|M.Sc Student||Haj Josephina|
|Subject||Hybrid Scaffold Imitating ECM Seeded with MSCs for Bone|
|Department||Department of Medicine||Supervisor||Assistant Professor Sarouji Samer|
|Full Thesis text|
While biologically feasible, bone repair is often dissatisfactory, particularly in the cases of large defects. The search for effective bone regeneration strategies has led to the emergence of bone tissue engineering (TE) techniques, which are applied in order to develop biological tissue/organ substitutes that can restore, maintain, or improve function of pathological tissues/organs. In tissue engineering, electrospinning has emerged as a mainstay due to its versatility in fabricating randomly oriented or aligned fibers that are characteristic of the extracellular matrix (ECM). Use of electrospinning has led to the production of scaffolds composed of the polymer nanofiber mats with osteoconductive ceramics. In parallel, mesenchymal stem cells (MSCs) are capable of both self-renewing and differentiating into numerous tissue types, such as bone, cartilage and fat. Therefore, they have been suggested to be a suitable option for cell-based tissue engineering therapies.

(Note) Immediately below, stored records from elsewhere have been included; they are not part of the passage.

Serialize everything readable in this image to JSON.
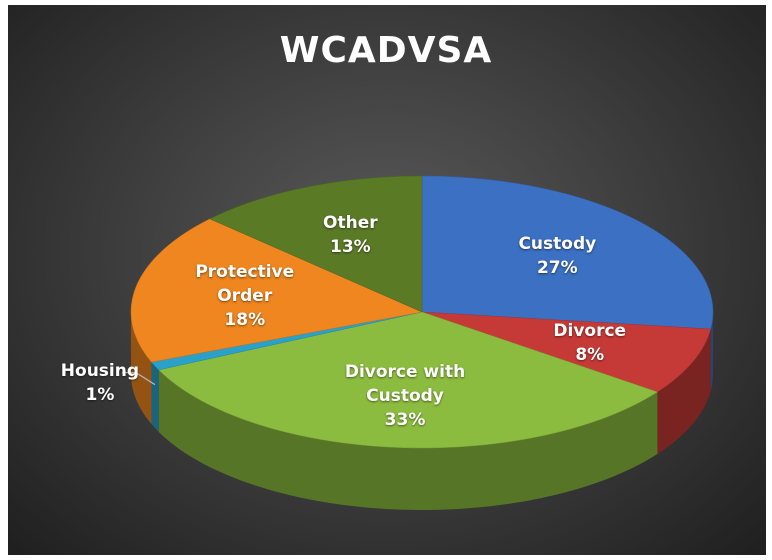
{
  "chart_data": {
    "type": "pie3d",
    "title": "WCADVSA",
    "categories": [
      "Custody",
      "Divorce",
      "Divorce with Custody",
      "Housing",
      "Protective Order",
      "Other"
    ],
    "values": [
      27,
      8,
      33,
      1,
      18,
      13
    ],
    "value_labels": [
      "27%",
      "8%",
      "33%",
      "1%",
      "18%",
      "13%"
    ],
    "colors": [
      "#3b70c2",
      "#c53a37",
      "#8cbc3f",
      "#2aa1c9",
      "#ef861f",
      "#5b7a26"
    ]
  }
}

The objective of this work is to create a novel biocompatible hybrid scaffold composed of electrospun polymeric nanofibers combined with osteoconductive ceramics, loaded with human MSCs, to yield a tissue-like construct applied as an implant for in vivo bone formation.
Our scaffold is constructed of nanofibers and ceramic particles, dispersed over the nanofibers during the electrospining process. Human adipose tissue-derived MSCs were isolated, expanded in medium containing osteogenic reagents and characterized by flow cytometry analysis. Prior to MSCs loading on the scaffold, the osteogenic characteristics of the MSCs were validated.
The cell-embedded scaffolds were characterized by SEM and by Hematoxylin and Eosin (H&E) and Masson's Trichrome staining methods, which demonstrated the MSCs viability and integration into the electrospun nanofibers.
For determining the osteogenic potential of the cell-embedded scaffolds, they were subcutaneously implanted in the dorsal side of mice and tissue samples of the construct area were extracted for histological analysis 8 weeks post-implantation.
Our results suggest that the fabricated hybrid scaffold has exhibited a 3D meshed structure comprised of nano- and macro- architecture, which mimics both levels (nano- and macro-) of ECM in the bone . Furthermore, this scaffold provides an inductive adhesion base for cell matrix and cell-cell interactions, and accelerates osteogenic differentiation via the ceramic particles and the osteogenic factors.